The battle to pass Gov. Jindal’s education reform package over the past few weeks was an education in itself of the sense of entitlement that permeates in our state’s public school teachers.
I’m the child of a retired school teacher and I know it’s not an easy job. It’s not the hardest job in the world either and many jobs that are at least as difficult don’t come with the perks—months of vacation time for one—an benefits that teachers get.
It got annoying to listen to red-shirted demonstrators whine that their job performance might become a derivative in their employment and pay. And moaning that your supervisor might be able to fire you if he doesn’t like you? It’s been said before, but it’s worth repeating—welcome to the world that most of us live in.
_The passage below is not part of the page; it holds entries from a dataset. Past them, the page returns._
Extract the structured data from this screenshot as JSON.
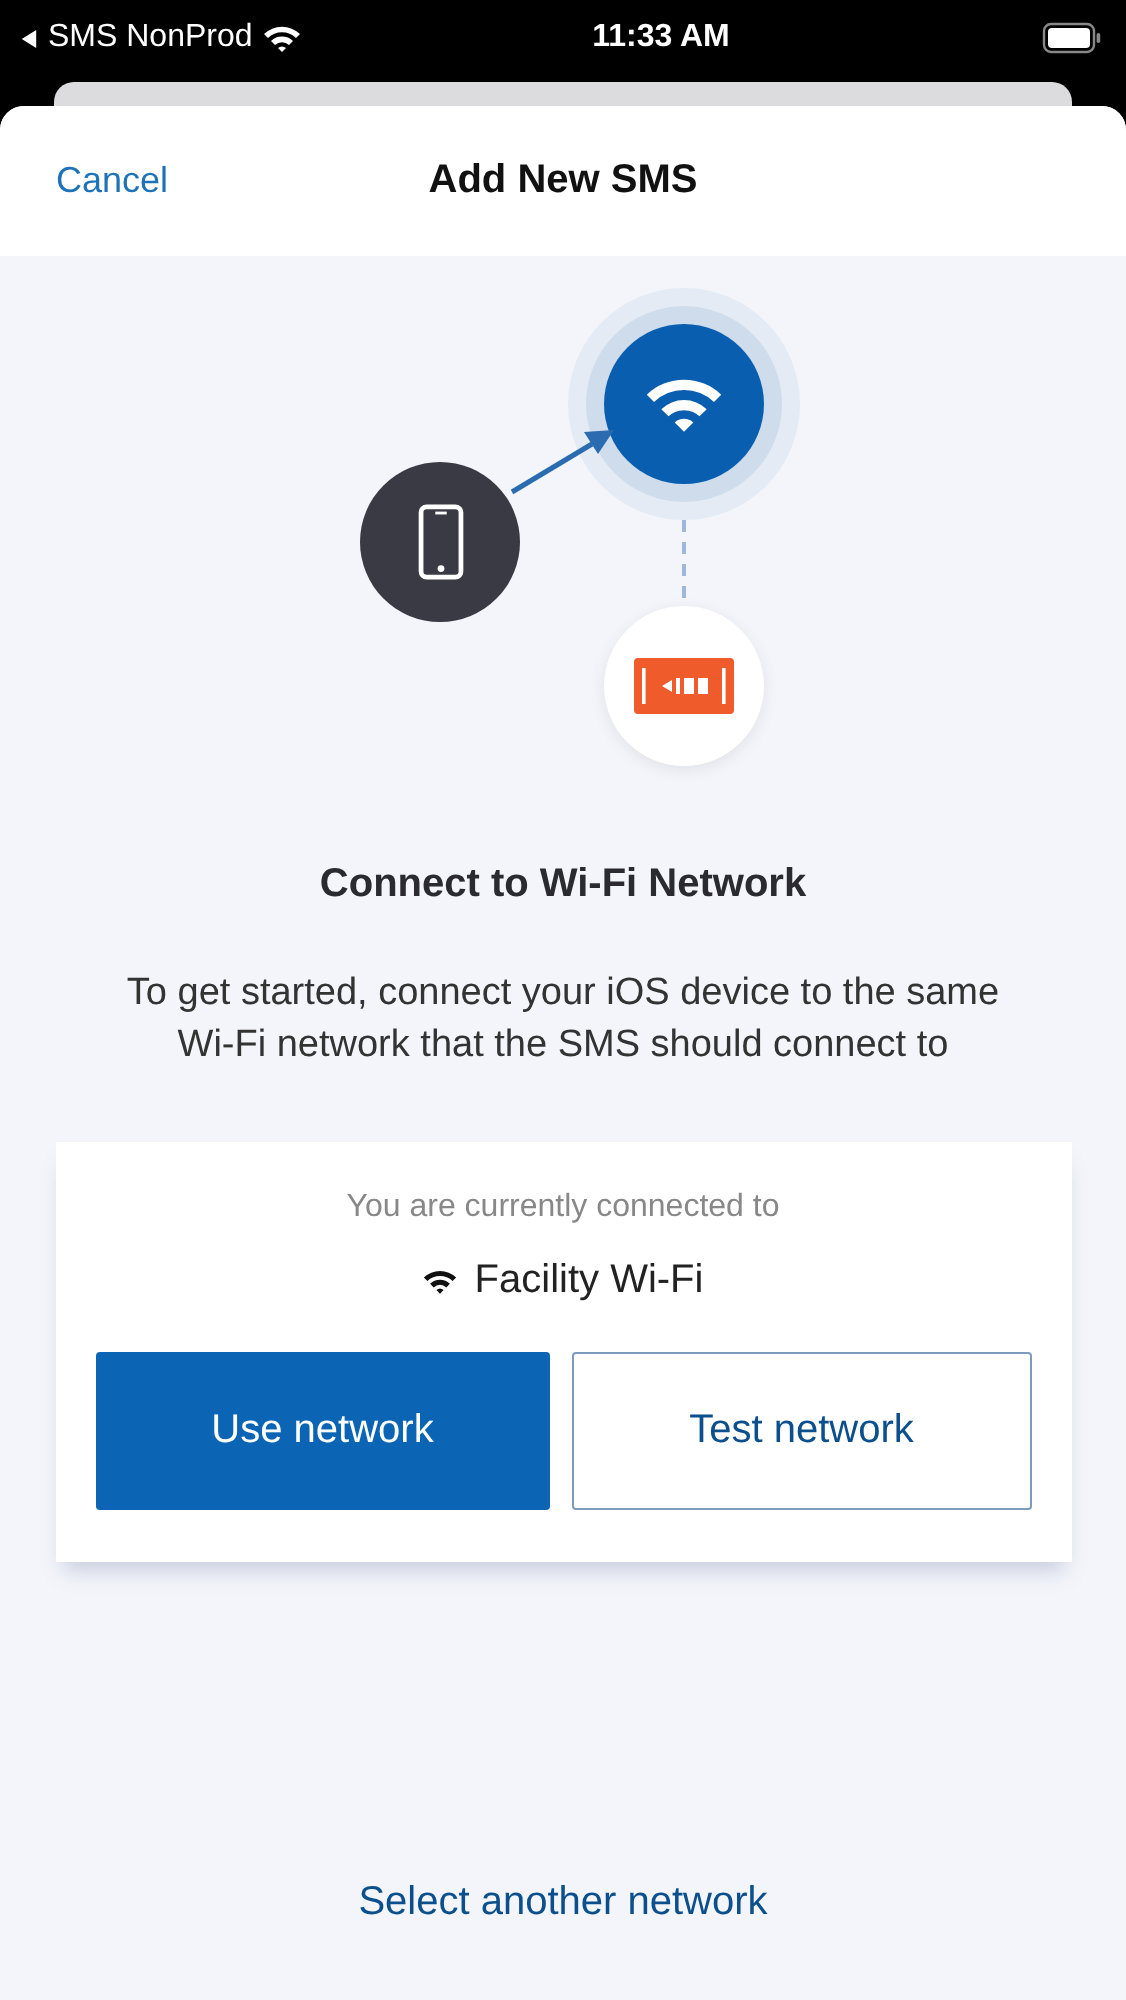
{
  "status_bar": {
    "back_label": "SMS NonProd",
    "time": "11:33 AM"
  },
  "header": {
    "cancel": "Cancel",
    "title": "Add New SMS"
  },
  "heading": "Connect to Wi-Fi Network",
  "description": "To get started, connect your iOS device to the same Wi-Fi network that the SMS should connect to",
  "card": {
    "caption": "You are currently connected to",
    "network": "Facility Wi-Fi",
    "buttons": [
      {
        "label": "Use network",
        "kind": "primary"
      },
      {
        "label": "Test network",
        "kind": "secondary"
      }
    ]
  },
  "link": "Select another network"
}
To be honest, I don’t know if I have the patience to be a teacher, though some people have told me I would make a good one. I’m not so sure, which is why I have never gone into the profession. Still, the benefits of teaching, including the state retirement I could be building, have tempted me.
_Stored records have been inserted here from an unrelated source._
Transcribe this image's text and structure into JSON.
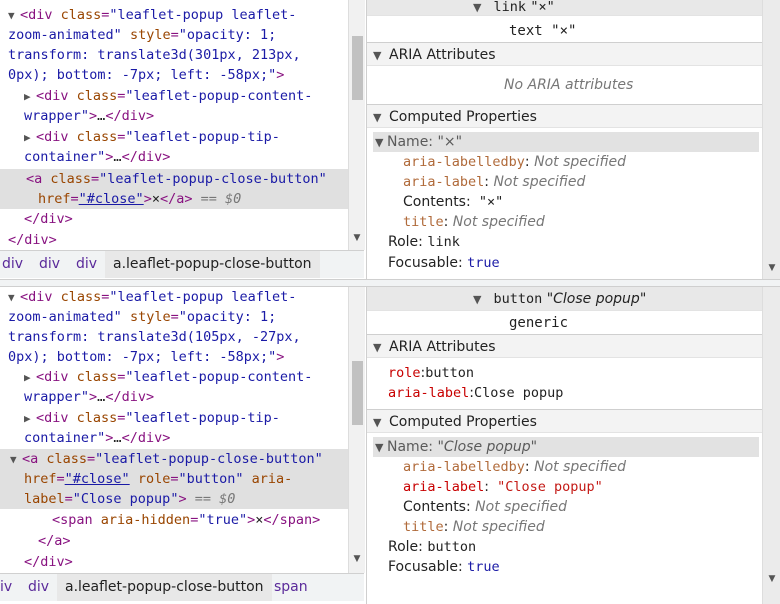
{
  "top": {
    "dom_lines": [
      {
        "parts": [
          [
            "tag",
            "<div "
          ],
          [
            "attr",
            "class"
          ],
          [
            "tag",
            "="
          ],
          [
            "val",
            "\"leaflet-popup  leaflet-"
          ]
        ]
      },
      {
        "parts": [
          [
            "val",
            "zoom-animated\""
          ],
          [
            "tag",
            " "
          ],
          [
            "attr",
            "style"
          ],
          [
            "tag",
            "="
          ],
          [
            "val",
            "\"opacity: 1;"
          ]
        ]
      },
      {
        "parts": [
          [
            "val",
            "transform: translate3d(301px, 213px,"
          ]
        ]
      },
      {
        "parts": [
          [
            "val",
            "0px); bottom: -7px; left: -58px;\""
          ],
          [
            "tag",
            ">"
          ]
        ]
      },
      {
        "parts": [
          [
            "tag",
            "<div "
          ],
          [
            "attr",
            "class"
          ],
          [
            "tag",
            "="
          ],
          [
            "val",
            "\"leaflet-popup-content-"
          ]
        ]
      },
      {
        "parts": [
          [
            "val",
            "wrapper\""
          ],
          [
            "tag",
            ">"
          ],
          [
            "plain",
            "…"
          ],
          [
            "tag",
            "</div>"
          ]
        ]
      },
      {
        "parts": [
          [
            "tag",
            "<div "
          ],
          [
            "attr",
            "class"
          ],
          [
            "tag",
            "="
          ],
          [
            "val",
            "\"leaflet-popup-tip-"
          ]
        ]
      },
      {
        "parts": [
          [
            "val",
            "container\""
          ],
          [
            "tag",
            ">"
          ],
          [
            "plain",
            "…"
          ],
          [
            "tag",
            "</div>"
          ]
        ]
      },
      {
        "parts": [
          [
            "tag",
            "<a "
          ],
          [
            "attr",
            "class"
          ],
          [
            "tag",
            "="
          ],
          [
            "val",
            "\"leaflet-popup-close-button\""
          ]
        ]
      },
      {
        "parts": [
          [
            "attr",
            "href"
          ],
          [
            "tag",
            "="
          ],
          [
            "link",
            "\"#close\""
          ],
          [
            "tag",
            ">"
          ],
          [
            "plain",
            "×"
          ],
          [
            "tag",
            "</a>"
          ],
          [
            "eq0",
            " == $0"
          ]
        ]
      },
      {
        "parts": [
          [
            "tag",
            "</div>"
          ]
        ]
      },
      {
        "parts": [
          [
            "tag",
            "</div>"
          ]
        ]
      }
    ],
    "crumbs": [
      "div",
      "div",
      "div",
      "a.leaflet-popup-close-button"
    ],
    "ax": {
      "node_role": "link",
      "node_name": "\"×\"",
      "child_text": "text \"×\"",
      "sec_aria": "ARIA Attributes",
      "no_aria": "No ARIA attributes",
      "sec_computed": "Computed Properties",
      "name_label": "Name:",
      "name_value": "\"×\"",
      "props": [
        {
          "k": "aria-labelledby",
          "sep": ":",
          "v": " Not specified",
          "ks": "dim",
          "vs": "ns"
        },
        {
          "k": "aria-label",
          "sep": ":",
          "v": " Not specified",
          "ks": "dim",
          "vs": "ns"
        },
        {
          "k": "Contents",
          "sep": ":",
          "v": " \"×\"",
          "ks": "plainlbl",
          "vs": "plain"
        },
        {
          "k": "title",
          "sep": ":",
          "v": " Not specified",
          "ks": "dim",
          "vs": "ns"
        }
      ],
      "role_label": "Role:",
      "role_value": "link",
      "focus_label": "Focusable:",
      "focus_value": "true"
    }
  },
  "bottom": {
    "dom_lines": [
      {
        "parts": [
          [
            "tag",
            "<div "
          ],
          [
            "attr",
            "class"
          ],
          [
            "tag",
            "="
          ],
          [
            "val",
            "\"leaflet-popup  leaflet-"
          ]
        ]
      },
      {
        "parts": [
          [
            "val",
            "zoom-animated\""
          ],
          [
            "tag",
            " "
          ],
          [
            "attr",
            "style"
          ],
          [
            "tag",
            "="
          ],
          [
            "val",
            "\"opacity: 1;"
          ]
        ]
      },
      {
        "parts": [
          [
            "val",
            "transform: translate3d(105px, -27px,"
          ]
        ]
      },
      {
        "parts": [
          [
            "val",
            "0px); bottom: -7px; left: -58px;\""
          ],
          [
            "tag",
            ">"
          ]
        ]
      },
      {
        "parts": [
          [
            "tag",
            "<div "
          ],
          [
            "attr",
            "class"
          ],
          [
            "tag",
            "="
          ],
          [
            "val",
            "\"leaflet-popup-content-"
          ]
        ]
      },
      {
        "parts": [
          [
            "val",
            "wrapper\""
          ],
          [
            "tag",
            ">"
          ],
          [
            "plain",
            "…"
          ],
          [
            "tag",
            "</div>"
          ]
        ]
      },
      {
        "parts": [
          [
            "tag",
            "<div "
          ],
          [
            "attr",
            "class"
          ],
          [
            "tag",
            "="
          ],
          [
            "val",
            "\"leaflet-popup-tip-"
          ]
        ]
      },
      {
        "parts": [
          [
            "val",
            "container\""
          ],
          [
            "tag",
            ">"
          ],
          [
            "plain",
            "…"
          ],
          [
            "tag",
            "</div>"
          ]
        ]
      },
      {
        "parts": [
          [
            "tag",
            "<a "
          ],
          [
            "attr",
            "class"
          ],
          [
            "tag",
            "="
          ],
          [
            "val",
            "\"leaflet-popup-close-button\""
          ]
        ]
      },
      {
        "parts": [
          [
            "attr",
            "href"
          ],
          [
            "tag",
            "="
          ],
          [
            "link",
            "\"#close\""
          ],
          [
            "tag",
            " "
          ],
          [
            "attr",
            "role"
          ],
          [
            "tag",
            "="
          ],
          [
            "val",
            "\"button\""
          ],
          [
            "tag",
            " "
          ],
          [
            "attr",
            "aria-"
          ]
        ]
      },
      {
        "parts": [
          [
            "attr",
            "label"
          ],
          [
            "tag",
            "="
          ],
          [
            "val",
            "\"Close popup\""
          ],
          [
            "tag",
            ">"
          ],
          [
            "eq0",
            " == $0"
          ]
        ]
      },
      {
        "parts": [
          [
            "tag",
            "<span "
          ],
          [
            "attr",
            "aria-hidden"
          ],
          [
            "tag",
            "="
          ],
          [
            "val",
            "\"true\""
          ],
          [
            "tag",
            ">"
          ],
          [
            "plain",
            "×"
          ],
          [
            "tag",
            "</span>"
          ]
        ]
      },
      {
        "parts": [
          [
            "tag",
            "</a>"
          ]
        ]
      },
      {
        "parts": [
          [
            "tag",
            "</div>"
          ]
        ]
      }
    ],
    "crumbs": [
      "iv",
      "div",
      "a.leaflet-popup-close-button",
      "span"
    ],
    "ax": {
      "node_role": "button",
      "node_name": "\"Close popup\"",
      "child_text": "generic",
      "sec_aria": "ARIA Attributes",
      "aria_attrs": [
        {
          "k": "role",
          "v": "button"
        },
        {
          "k": "aria-label",
          "v": "Close popup"
        }
      ],
      "sec_computed": "Computed Properties",
      "name_label": "Name:",
      "name_value": "\"Close popup\"",
      "props": [
        {
          "k": "aria-labelledby",
          "sep": ":",
          "v": " Not specified",
          "ks": "dim",
          "vs": "ns"
        },
        {
          "k": "aria-label",
          "sep": ":",
          "v": " \"Close popup\"",
          "ks": "key",
          "vs": "str"
        },
        {
          "k": "Contents",
          "sep": ":",
          "v": " Not specified",
          "ks": "plainlbl",
          "vs": "ns"
        },
        {
          "k": "title",
          "sep": ":",
          "v": " Not specified",
          "ks": "dim",
          "vs": "ns"
        }
      ],
      "role_label": "Role:",
      "role_value": "button",
      "focus_label": "Focusable:",
      "focus_value": "true"
    }
  }
}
While I heard more than one teacher claim they showed up to protest at the Capitol for the sake of the children, I seriously doubt it. I imagine that if their jobs didn’t include quite as many benefits, many might discover that they don’t love kids as much as they profess.
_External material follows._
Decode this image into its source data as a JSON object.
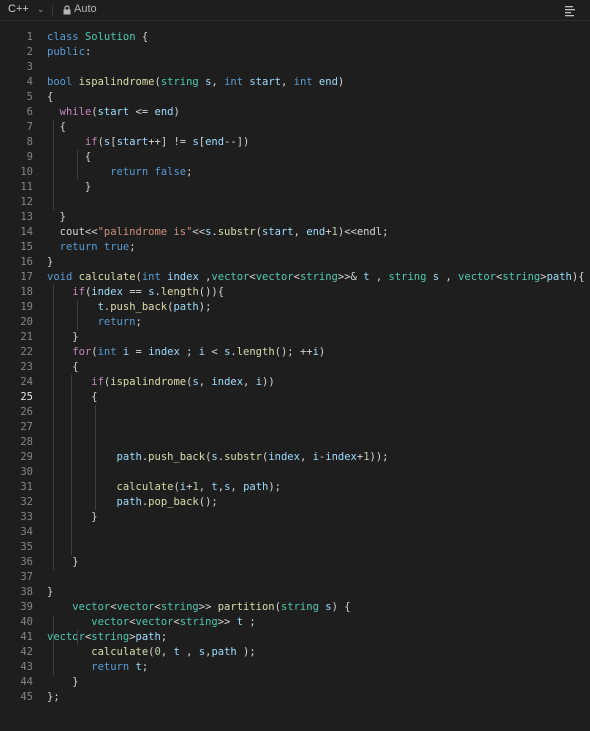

Before any teacher reading this gets too huffy, consider that it’s been a rough fight over over school reform and it’s high-time for a little levity—especially it being Good Friday.
You do an important job and a hard one, but there are other jobs that are even harder with few benefits and no tenure. Here are my top 5:
5. Mosquito Researcher:
Believe it or not, there people who are paid to sit around and let mosquitoes bite them to study the spread of malaria and other diseases the little blood suckers carry. Part of the job is to keep tabs on how often you are bitten—as much as 17 per minute on a good day or really bad one, depending on how you look at it. Vacation time comes when you develop malaria, which took one researcher two years to shake. What a sucky job.
4. Porta Potty Cleaner:
Somebody has to do it, I’m just glad it ain’t me. I will restrain myself from using an obvious pun to describe how bad this job is.
3. High-rise Window Washer:
Getting to the top in this profession isn’t always a good thing, especially if your safety cord snaps. It’s not a bad gig for those who don’t mind heights and the chance that a simple mistake on the job could send you tumbling to you death at any given moment.
One perk to this job is the breath-taking view you get to see daily. The thought of the view seconds before kissing the pavement at 200-hundred miles per-hour makes this job even worse than putting up with a classroom filed with runny-nosed second graders:
2: High-altitude power line worker:
This is kind of like the one before, only with the added benefit of painful electrocution before falling to your death:
1. Elephant Masturbator:
This one has to come in at No. 1, simply because there is actually someone being paid to do this. Perks and benefits to this job? Absolutely none.